FORU Rights Issue Rp27 T, Efek Dilusi Hampir 100%

Cahya Puteri Abdi Rabbi
21 July 2026 13:24

Karyawan di depan layar pergerakan harga saham (IHSG) di Bursa Efek Indonesia (BEI), Jumat (22/5/2026). (Bloomberg Technoz/Andrean Kristianto)
Karyawan di depan layar pergerakan harga saham (IHSG) di Bursa Efek Indonesia (BEI), Jumat (22/5/2026). (Bloomberg Technoz/Andrean Kristianto)

Bloomberg Technoz, Jakarta - PT Fortune Indonesia Tbk (FORU) berencana menggelar penambahan modal dengan hak memesan efek terlebih dahulu (PMHMETD) atau rights issue yang berpotensi menghimpun dana sekitar Rp27,1 triliun. 

FORU akan menerbitkan sebanyak-banyaknya 215,09 miliar saham baru atau setara 99,78% dari modal ditempatkan dan disetor penuh setelah PMHMETD. Dalam aksi korporasi ini, setiap pemegang 100 saham lama berhak memperoleh 46.235 HMETD, dengan harga pelaksanaan Rp126/saham. 

Sebagian besar dana hasil rights issue akan dialokasikan untuk mengakuisisi 49% saham PT Borneo Prima (BP) milik IMR Asia Holding Pte Ltd melalui mekanisme penyetoran modal dalam bentuk selain uang (inbreng).


"Sekitar 76,81% dana hasil PMHMETD I setelah dikurangi biaya emisi akan digunakan untuk memperoleh saham BP milik IMR AH senilai Rp20,82 triliun melalui penyertaan modal IMR AH kepada Perseroan dalam bentuk selain uang (inbreng)," demikian dikutip dari prospektus pada Selasa (21/7/2026).

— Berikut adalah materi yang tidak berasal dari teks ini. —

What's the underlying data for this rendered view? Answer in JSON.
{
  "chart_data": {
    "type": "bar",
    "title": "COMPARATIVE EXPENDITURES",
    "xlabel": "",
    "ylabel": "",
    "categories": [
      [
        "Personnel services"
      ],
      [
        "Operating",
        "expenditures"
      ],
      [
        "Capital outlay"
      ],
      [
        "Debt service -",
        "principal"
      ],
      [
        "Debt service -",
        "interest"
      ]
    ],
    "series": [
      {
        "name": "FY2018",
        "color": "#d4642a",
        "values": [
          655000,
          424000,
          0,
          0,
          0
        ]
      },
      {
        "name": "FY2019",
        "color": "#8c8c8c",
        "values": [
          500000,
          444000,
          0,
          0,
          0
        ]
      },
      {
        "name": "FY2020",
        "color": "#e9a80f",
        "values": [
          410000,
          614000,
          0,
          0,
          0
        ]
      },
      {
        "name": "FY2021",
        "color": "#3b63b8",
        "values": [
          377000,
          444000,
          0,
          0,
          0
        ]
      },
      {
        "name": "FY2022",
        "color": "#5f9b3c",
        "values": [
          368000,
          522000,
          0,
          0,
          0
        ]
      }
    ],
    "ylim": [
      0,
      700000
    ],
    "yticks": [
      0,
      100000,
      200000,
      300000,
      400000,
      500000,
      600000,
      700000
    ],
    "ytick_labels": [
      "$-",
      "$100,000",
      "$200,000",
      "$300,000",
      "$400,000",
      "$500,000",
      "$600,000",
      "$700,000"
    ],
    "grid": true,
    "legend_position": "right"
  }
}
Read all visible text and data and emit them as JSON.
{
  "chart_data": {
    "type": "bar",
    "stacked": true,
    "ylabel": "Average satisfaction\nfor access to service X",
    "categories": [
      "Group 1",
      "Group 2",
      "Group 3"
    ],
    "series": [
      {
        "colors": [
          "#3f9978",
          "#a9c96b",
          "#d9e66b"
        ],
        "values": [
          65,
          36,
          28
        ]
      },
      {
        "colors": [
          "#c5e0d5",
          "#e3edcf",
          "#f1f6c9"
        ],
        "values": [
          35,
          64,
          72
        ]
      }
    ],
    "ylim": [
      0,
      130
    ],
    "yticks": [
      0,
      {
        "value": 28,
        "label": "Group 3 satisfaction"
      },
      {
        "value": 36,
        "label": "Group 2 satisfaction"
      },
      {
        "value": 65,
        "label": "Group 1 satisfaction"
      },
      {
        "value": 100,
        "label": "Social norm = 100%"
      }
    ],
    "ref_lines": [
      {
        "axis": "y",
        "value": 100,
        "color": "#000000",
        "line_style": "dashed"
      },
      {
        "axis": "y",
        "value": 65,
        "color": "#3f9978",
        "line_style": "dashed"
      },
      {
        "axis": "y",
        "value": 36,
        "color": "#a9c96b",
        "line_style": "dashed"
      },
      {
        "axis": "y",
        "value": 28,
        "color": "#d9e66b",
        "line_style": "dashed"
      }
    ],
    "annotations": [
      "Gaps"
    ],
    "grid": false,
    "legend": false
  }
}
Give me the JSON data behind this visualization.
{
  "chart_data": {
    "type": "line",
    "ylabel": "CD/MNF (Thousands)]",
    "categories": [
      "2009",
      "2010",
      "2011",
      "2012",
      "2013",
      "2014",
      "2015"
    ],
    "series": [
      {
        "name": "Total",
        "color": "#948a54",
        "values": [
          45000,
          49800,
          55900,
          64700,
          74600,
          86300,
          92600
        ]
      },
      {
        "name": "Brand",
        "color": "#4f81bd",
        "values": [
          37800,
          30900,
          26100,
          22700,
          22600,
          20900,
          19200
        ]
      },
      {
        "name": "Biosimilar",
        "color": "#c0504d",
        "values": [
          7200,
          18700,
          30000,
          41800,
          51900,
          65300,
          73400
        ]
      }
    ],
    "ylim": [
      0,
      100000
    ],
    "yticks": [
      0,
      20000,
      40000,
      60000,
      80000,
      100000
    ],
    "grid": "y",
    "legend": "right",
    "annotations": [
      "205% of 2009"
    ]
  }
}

Manajemen perseroan menjelaskan bahwa rencana Inbreng merupakan langkah strategis yang akan perseroan ambil, seiring dengan perubahan kegiatan usaha Perseroan menjadi perusahaan induk (holding company) untuk pengembangan usaha pertambangan batu bara," demikian dikutip dari prospektus.